The CIA asked for the Boston terror suspect and his mother to be added to a terrorist database in the fall of 2011, after the Russian government contacted the agency with concerns that both had become religious militants, according to officials briefed on the investigation. About six months earlier, the FBI investigated Tamerlan Tsarnaev and his mother, Zubeidat Tsarnaeva, also at Russia’s request, one of the officials said. The FBI found no ties to terrorism.

The revelation that the FBI had also investigated Tsarnaeva and the CIA arranged for her to be added to the terrorism database deepened the mystery around the family.

The Tsarnaevs are ethnic Chechens from southern Russia who immigrated to the Boston area in the past 11 years. Tsarnaeva, a naturalized U.S. citizen who has appeared on television interviews since the attacks and reversed her decision to return to the U.S. after the bombings, has said her sons could never have been behind the deadly attacks and believes they were framed.

The officials spoke on condition of anonymity because they were not allowed to speak publicly about the ongoing case.

Tsarnaev, who died in a gun battle with police last week, and his younger brother, Dzhokhar, are accused of carrying out the bombings. Officials said that before he was advised of his constitutional rights to remain silent or consult a lawyer, Dzhokhar Tsarnaev admitted to FBI interrogators that the brothers committed the bombings and that he was recruited by his brother to participate only a week or two before the attacks.

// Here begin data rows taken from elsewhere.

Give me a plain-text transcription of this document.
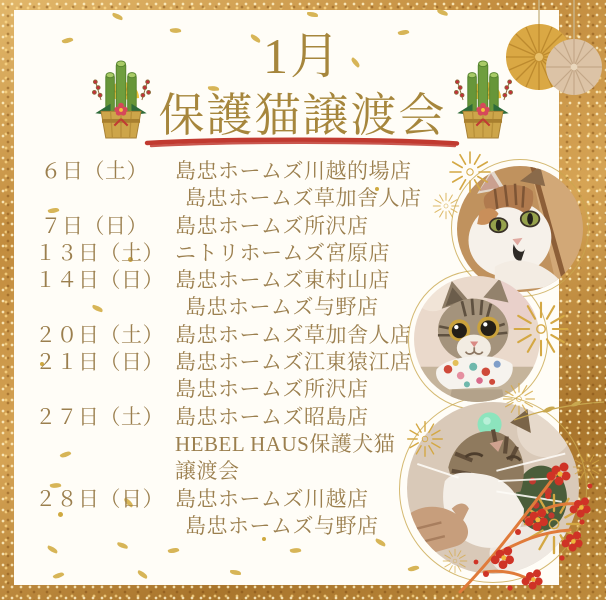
1月
保護猫譲渡会
６日（土） 島忠ホームズ川越的場店
島忠ホームズ草加舎人店
７日（日） 島忠ホームズ所沢店
１３日（土） ニトリホームズ宮原店
１４日（日） 島忠ホームズ東村山店
島忠ホームズ与野店
２０日（土） 島忠ホームズ草加舎人店
２１日（日） 島忠ホームズ江東猿江店
島忠ホームズ所沢店
２７日（土） 島忠ホームズ昭島店
HEBEL HAUS保護犬猫
譲渡会
２８日（日） 島忠ホームズ川越店
島忠ホームズ与野店
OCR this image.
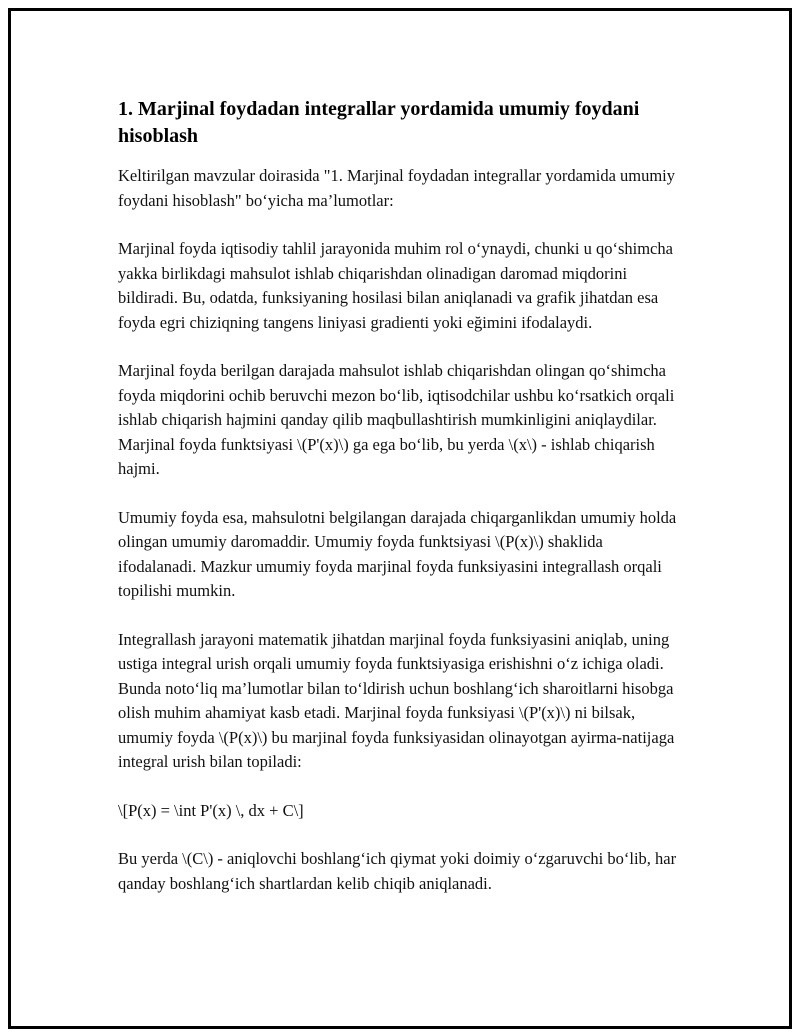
1. Marjinal foydadan integrallar yordamida umumiy foydani hisoblash

Keltirilgan mavzular doirasida "1. Marjinal foydadan integrallar yordamida umumiy foydani hisoblash" bo‘yicha ma’lumotlar:

Marjinal foyda iqtisodiy tahlil jarayonida muhim rol o‘ynaydi, chunki u qo‘shimcha yakka birlikdagi mahsulot ishlab chiqarishdan olinadigan daromad miqdorini bildiradi. Bu, odatda, funksiyaning hosilasi bilan aniqlanadi va grafik jihatdan esa foyda egri chiziqning tangens liniyasi gradienti yoki eğimini ifodalaydi.

Marjinal foyda berilgan darajada mahsulot ishlab chiqarishdan olingan qo‘shimcha foyda miqdorini ochib beruvchi mezon bo‘lib, iqtisodchilar ushbu ko‘rsatkich orqali ishlab chiqarish hajmini qanday qilib maqbullashtirish mumkinligini aniqlaydilar. Marjinal foyda funktsiyasi \(P'(x)\) ga ega bo‘lib, bu yerda \(x\) - ishlab chiqarish hajmi.

Umumiy foyda esa, mahsulotni belgilangan darajada chiqarganlikdan umumiy holda olingan umumiy daromaddir. Umumiy foyda funktsiyasi \(P(x)\) shaklida ifodalanadi. Mazkur umumiy foyda marjinal foyda funksiyasini integrallash orqali topilishi mumkin.

Integrallash jarayoni matematik jihatdan marjinal foyda funksiyasini aniqlab, uning ustiga integral urish orqali umumiy foyda funktsiyasiga erishishni o‘z ichiga oladi. Bunda noto‘liq ma’lumotlar bilan to‘ldirish uchun boshlang‘ich sharoitlarni hisobga olish muhim ahamiyat kasb etadi. Marjinal foyda funksiyasi \(P'(x)\) ni bilsak, umumiy foyda \(P(x)\) bu marjinal foyda funksiyasidan olinayotgan ayirma-natijaga integral urish bilan topiladi:

\[P(x) = \int P'(x) \, dx + C\]

Bu yerda \(C\) - aniqlovchi boshlang‘ich qiymat yoki doimiy o‘zgaruvchi bo‘lib, har qanday boshlang‘ich shartlardan kelib chiqib aniqlanadi.
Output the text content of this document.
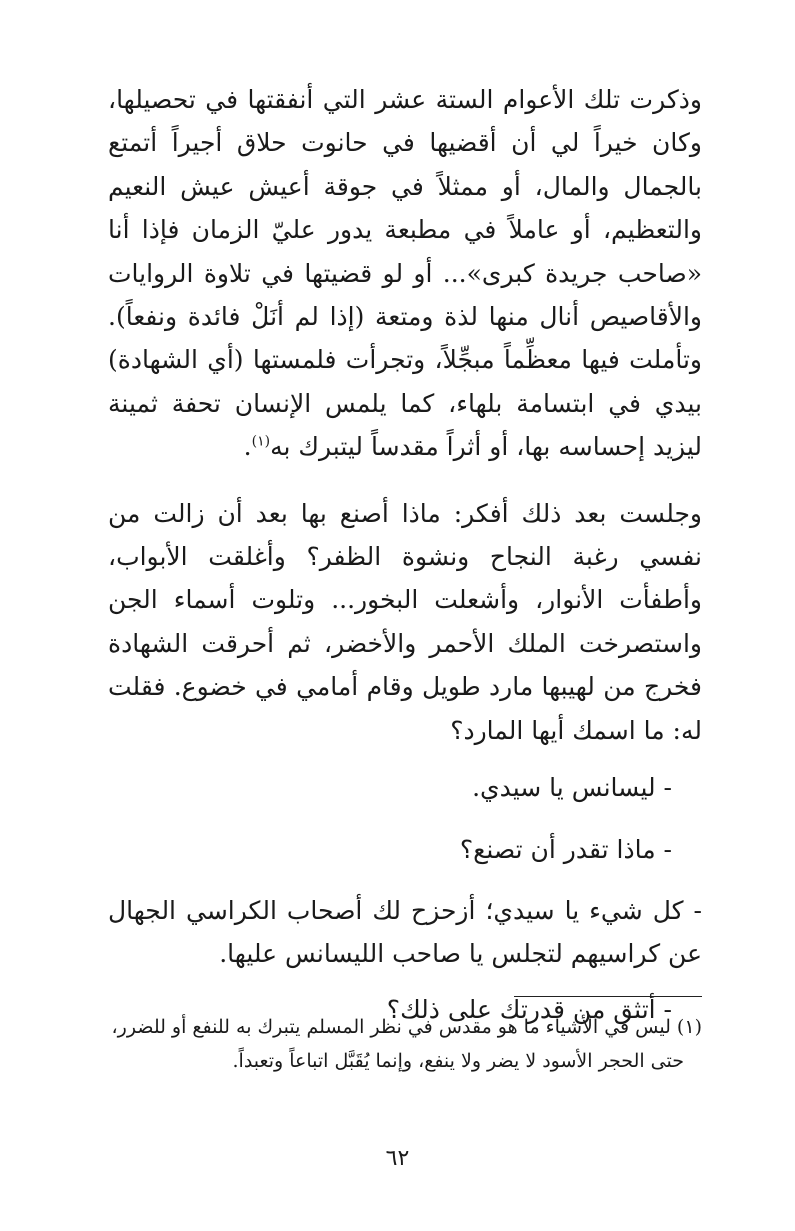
وذكرت تلك الأعوام الستة عشر التي أنفقتها في تحصيلها، وكان خيراً لي أن أقضيها في حانوت حلاق أجيراً أتمتع بالجمال والمال، أو ممثلاً في جوقة أعيش عيش النعيم والتعظيم، أو عاملاً في مطبعة يدور عليّ الزمان فإذا أنا «صاحب جريدة كبرى»... أو لو قضيتها في تلاوة الروايات والأقاصيص أنال منها لذة ومتعة (إذا لم أنَلْ فائدة ونفعاً). وتأملت فيها معظِّماً مبجِّلاً، وتجرأت فلمستها (أي الشهادة) بيدي في ابتسامة بلهاء، كما يلمس الإنسان تحفة ثمينة ليزيد إحساسه بها، أو أثراً مقدساً ليتبرك به$^{(١)}$.

وجلست بعد ذلك أفكر: ماذا أصنع بها بعد أن زالت من نفسي رغبة النجاح ونشوة الظفر؟ وأغلقت الأبواب، وأطفأت الأنوار، وأشعلت البخور... وتلوت أسماء الجن واستصرخت الملك الأحمر والأخضر، ثم أحرقت الشهادة فخرج من لهيبها مارد طويل وقام أمامي في خضوع. فقلت له: ما اسمك أيها المارد؟

- ليسانس يا سيدي.

- ماذا تقدر أن تصنع؟

- كل شيء يا سيدي؛ أزحزح لك أصحاب الكراسي الجهال عن كراسيهم لتجلس يا صاحب الليسانس عليها.

- أتثق من قدرتك على ذلك؟

(١) ليس في الأشياء ما هو مقدس في نظر المسلم يتبرك به للنفع أو للضرر،

حتى الحجر الأسود لا يضر ولا ينفع، وإنما يُقَبَّل اتباعاً وتعبداً.

٦٢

Dzhokhar Tsarnaev, 19, was taken overnight from Beth Israel Deaconess Medical Center, where he was recovering from a gunshot wound to the throat and other injuries suffered during a getaway attempt, and transferred to the Federal Medical Center Devens, about 40 miles from Boston, the U.S. Marshals Service said. The facility at the former Fort Devens Army post treats federal prisoners.

Previously, U.S. officials have said only that the FBI investigated Tamerlan. But in March 2011, the Russians asked the FBI to look into his mother as well because of concerns they were religious militants who planned to travel back to Russia, the official said.

The FBI found nothing to link either person to terrorism, and the FBI closed the investigations in June 2011. Then, the Russians in the fall sent the same warning to the CIA. The CIA asked the U.S. National Counterterrorism Center to add the mother’s and son’s names to its huge, classified database of people known to be terrorists and those who are suspected of having terror ties, called the Terrorist Identities Datamart Environment, or TIDE.

Being in that database does not mean the U.S. government has evidence that links someone to terrorism. About a year ago, there were some 745,000 names in the database. Intelligence analysts add names and partial names to TIDE when terror-related intelligence is shared with them.

Tsarnaeva said it would not surprise her if she was listed in a U.S. terror database. “It’s all lies and hypocrisy,” she said from Dagestan.

Some lawmakers in Washington have questioned whether the FBI adequately investigated Tamerlan Tsarnaev and his mother in 2011. Over the course of that year, the FBI reached out to Russia three times for more information, U.S. officials said.

One of the officials said the FBI never found the type of derogatory information on Tamerlan Tsarnaev and his mother that would have elevated their profiles among counterterrorism investigators or would have formally placed them on a terror watch list.